As a final note, the overload of advance for counted iterators can be eliminated with the help of uncounted and recounted. After all, advance is a counted algorithm.
Benchmark: Insertion Sort
To test how expensive counted ranges and counted iterators are, we wrote a benchmark. The benchmark pits counted ranges against a dedicated _n algorithm for Insertion Sort. The program is listed in this gist.
The program implements both insertion_sort_n, a dedicated counted algorithm, and insertion_sort, a general algorithm that accepts any Iterable, to which we pass a counted range. The latter is implemented in terms of the general-purpose upper_bound as provided by the Range v3 library, whereas the former requires a dedicated upper_bound_n algorithm, which is also provided.

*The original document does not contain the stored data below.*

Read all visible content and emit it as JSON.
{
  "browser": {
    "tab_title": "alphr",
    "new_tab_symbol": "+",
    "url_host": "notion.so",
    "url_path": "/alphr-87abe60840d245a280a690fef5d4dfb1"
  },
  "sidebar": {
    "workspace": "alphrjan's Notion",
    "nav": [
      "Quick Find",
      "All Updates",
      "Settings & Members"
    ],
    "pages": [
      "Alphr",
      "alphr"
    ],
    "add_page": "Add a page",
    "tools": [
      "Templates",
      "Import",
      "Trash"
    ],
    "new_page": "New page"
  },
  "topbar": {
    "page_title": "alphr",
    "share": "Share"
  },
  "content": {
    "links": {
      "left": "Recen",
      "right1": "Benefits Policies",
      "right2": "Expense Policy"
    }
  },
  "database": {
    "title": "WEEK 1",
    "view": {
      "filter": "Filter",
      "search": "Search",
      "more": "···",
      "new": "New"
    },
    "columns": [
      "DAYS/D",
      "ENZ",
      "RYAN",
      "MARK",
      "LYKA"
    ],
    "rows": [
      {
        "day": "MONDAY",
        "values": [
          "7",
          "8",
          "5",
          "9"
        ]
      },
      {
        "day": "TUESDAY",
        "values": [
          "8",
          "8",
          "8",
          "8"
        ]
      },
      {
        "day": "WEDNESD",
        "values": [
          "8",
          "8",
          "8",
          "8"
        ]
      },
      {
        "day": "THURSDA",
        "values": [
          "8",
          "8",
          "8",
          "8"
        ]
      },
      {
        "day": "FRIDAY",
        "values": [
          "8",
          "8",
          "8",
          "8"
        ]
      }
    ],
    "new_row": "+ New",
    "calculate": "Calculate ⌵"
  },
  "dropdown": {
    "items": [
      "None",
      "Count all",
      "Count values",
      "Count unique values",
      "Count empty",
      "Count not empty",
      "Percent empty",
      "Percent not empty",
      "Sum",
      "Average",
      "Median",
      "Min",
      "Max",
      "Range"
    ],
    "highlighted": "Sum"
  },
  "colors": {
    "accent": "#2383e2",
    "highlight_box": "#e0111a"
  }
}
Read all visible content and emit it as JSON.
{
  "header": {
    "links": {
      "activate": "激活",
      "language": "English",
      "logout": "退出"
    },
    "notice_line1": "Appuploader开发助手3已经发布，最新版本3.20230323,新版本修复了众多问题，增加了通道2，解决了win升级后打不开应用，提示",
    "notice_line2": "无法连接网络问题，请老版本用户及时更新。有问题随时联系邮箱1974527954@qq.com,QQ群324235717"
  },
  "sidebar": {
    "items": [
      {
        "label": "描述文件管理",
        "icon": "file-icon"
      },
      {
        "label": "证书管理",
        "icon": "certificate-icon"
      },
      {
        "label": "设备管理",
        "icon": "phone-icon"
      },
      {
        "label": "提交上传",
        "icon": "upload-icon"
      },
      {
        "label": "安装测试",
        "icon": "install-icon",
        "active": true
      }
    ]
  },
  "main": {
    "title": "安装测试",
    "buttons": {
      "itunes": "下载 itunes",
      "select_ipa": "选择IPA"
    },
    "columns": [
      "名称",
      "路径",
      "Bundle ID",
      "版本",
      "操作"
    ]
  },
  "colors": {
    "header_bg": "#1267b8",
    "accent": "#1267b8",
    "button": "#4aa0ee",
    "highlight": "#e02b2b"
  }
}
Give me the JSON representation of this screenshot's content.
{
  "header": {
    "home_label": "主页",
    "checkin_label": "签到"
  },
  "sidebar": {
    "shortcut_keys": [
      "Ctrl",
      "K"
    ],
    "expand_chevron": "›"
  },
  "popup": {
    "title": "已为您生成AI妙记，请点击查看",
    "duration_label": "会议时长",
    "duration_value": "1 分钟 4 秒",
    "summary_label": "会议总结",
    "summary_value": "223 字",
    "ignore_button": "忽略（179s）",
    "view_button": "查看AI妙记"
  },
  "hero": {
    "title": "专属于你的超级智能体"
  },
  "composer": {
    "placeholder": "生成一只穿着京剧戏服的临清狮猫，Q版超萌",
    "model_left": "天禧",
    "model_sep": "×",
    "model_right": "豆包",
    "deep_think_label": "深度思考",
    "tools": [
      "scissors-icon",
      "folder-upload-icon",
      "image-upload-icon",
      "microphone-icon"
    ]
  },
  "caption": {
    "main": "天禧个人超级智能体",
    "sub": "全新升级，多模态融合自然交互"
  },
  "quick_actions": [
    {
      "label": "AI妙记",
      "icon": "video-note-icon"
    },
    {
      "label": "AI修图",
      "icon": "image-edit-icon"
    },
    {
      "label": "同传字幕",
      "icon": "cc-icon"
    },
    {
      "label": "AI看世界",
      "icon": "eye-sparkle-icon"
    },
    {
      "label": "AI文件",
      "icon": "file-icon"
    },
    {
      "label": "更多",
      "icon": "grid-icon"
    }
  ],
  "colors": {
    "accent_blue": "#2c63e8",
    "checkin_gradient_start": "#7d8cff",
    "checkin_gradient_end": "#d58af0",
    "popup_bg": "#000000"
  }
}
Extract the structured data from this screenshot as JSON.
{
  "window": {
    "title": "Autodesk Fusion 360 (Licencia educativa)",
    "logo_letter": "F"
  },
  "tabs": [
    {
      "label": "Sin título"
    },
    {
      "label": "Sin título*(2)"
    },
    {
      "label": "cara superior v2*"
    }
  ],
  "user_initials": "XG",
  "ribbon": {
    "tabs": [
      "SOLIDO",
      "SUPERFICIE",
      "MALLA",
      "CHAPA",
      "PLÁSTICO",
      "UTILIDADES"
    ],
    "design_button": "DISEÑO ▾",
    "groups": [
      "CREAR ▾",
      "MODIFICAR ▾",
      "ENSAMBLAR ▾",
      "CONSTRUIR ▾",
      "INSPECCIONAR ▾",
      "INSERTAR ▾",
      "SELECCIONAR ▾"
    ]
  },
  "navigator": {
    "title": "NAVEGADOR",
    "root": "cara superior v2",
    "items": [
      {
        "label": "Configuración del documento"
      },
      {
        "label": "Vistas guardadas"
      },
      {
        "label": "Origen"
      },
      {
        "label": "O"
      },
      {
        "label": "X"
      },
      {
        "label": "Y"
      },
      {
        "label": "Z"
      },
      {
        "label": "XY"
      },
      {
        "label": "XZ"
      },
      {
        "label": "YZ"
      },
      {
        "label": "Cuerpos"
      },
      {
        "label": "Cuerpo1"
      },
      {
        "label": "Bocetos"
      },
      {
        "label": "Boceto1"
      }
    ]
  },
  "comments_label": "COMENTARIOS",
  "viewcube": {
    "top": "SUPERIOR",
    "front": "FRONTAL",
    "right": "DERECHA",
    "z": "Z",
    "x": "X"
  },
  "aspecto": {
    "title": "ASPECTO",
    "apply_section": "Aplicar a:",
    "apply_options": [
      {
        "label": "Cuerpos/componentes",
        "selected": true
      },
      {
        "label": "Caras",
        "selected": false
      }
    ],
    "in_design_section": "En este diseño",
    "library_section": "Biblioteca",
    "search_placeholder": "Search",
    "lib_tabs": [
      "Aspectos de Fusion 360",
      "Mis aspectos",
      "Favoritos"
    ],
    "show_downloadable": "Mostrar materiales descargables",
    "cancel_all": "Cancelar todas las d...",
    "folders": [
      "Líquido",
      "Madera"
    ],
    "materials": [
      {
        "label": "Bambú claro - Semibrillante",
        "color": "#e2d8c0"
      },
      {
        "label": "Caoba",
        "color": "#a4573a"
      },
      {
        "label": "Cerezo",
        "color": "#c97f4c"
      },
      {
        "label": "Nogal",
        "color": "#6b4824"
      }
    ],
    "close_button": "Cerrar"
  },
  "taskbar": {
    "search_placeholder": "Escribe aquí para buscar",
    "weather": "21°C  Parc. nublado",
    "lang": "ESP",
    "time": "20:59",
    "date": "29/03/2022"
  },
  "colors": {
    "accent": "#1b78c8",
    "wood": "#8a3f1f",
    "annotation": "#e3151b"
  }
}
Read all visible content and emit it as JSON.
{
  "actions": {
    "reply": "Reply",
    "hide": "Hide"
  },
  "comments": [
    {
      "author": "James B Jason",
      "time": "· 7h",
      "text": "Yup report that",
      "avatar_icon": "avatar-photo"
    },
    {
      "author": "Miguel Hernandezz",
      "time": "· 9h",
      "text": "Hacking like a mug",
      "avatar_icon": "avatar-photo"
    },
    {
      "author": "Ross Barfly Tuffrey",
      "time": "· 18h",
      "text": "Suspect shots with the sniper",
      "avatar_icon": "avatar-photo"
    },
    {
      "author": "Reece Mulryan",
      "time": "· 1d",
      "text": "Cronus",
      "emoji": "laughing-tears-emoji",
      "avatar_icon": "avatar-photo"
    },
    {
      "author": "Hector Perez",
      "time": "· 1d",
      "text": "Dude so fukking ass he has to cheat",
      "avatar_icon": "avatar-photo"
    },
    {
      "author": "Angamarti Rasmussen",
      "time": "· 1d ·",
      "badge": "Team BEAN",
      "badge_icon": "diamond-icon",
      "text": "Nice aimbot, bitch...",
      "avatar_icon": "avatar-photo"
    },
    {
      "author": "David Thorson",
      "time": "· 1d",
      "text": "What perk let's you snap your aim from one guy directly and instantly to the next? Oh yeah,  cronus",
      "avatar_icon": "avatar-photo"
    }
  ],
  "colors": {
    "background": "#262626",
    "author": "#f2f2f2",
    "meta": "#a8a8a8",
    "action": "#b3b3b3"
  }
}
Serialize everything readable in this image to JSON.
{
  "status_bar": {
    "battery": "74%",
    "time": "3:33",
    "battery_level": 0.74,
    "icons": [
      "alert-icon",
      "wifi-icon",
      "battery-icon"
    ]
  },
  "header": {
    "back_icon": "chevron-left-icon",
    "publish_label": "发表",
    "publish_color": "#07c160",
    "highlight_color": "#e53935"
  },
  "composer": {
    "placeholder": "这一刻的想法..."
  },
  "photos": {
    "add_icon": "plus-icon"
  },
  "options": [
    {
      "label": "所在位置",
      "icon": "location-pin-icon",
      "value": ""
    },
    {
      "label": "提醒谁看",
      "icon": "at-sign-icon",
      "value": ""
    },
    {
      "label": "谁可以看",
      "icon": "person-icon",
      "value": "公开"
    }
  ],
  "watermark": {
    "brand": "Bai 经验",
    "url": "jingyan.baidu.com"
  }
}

The test is run both with raw pointers (hence, random-access) and with an iterator wrapper that only models ForwardIterator. Each test is run three times, and the resulting times are averaged. The test was compiled with g++ version 4.9.0 with -O3 -std=gnu++11 -DNDEBUG and run on a Linux machine. The results are reported below, for N == 30,000:
insertion_sort_n
|
insertion_sort
|
|
|---|---|---|
| random-access | 2.692 s | 2.703 s |
| forward | 23.853 s | 23.817 s |
The performance difference, if there is any, is lost in the noise. At least in this case, with this compiler, on this hardware, there is no performance justification for a dedicated _n algorithm.
Summary
In short, counted iterators are not a perfect abstraction. There is some precedent here. The iterators for deque, and for any segmented data structure, are known to be inefficient (see Segmented Iterators and Hierarchical Algorithms, Austern 1998). The fix for that problem, new iterator abstractions and separate hierarchical algorithm implementations, is invasive and is not attempted in any STL implementation I am aware of. In comparison, the extra complications that come with counted iterators seem quite small. For segmented iterators, the upside was the simplicity and uniformity of the Iterator abstraction. In the case of counted ranges and iterators, the upside is the simplicity and uniformity of the Iterable concept. Algorithms need only one form, not separate bounded, counted, and sentinel forms. The benchmark gives me some reasonable assurance that we aren’t sacrificing too much performance for the sake of a unifying abstraction.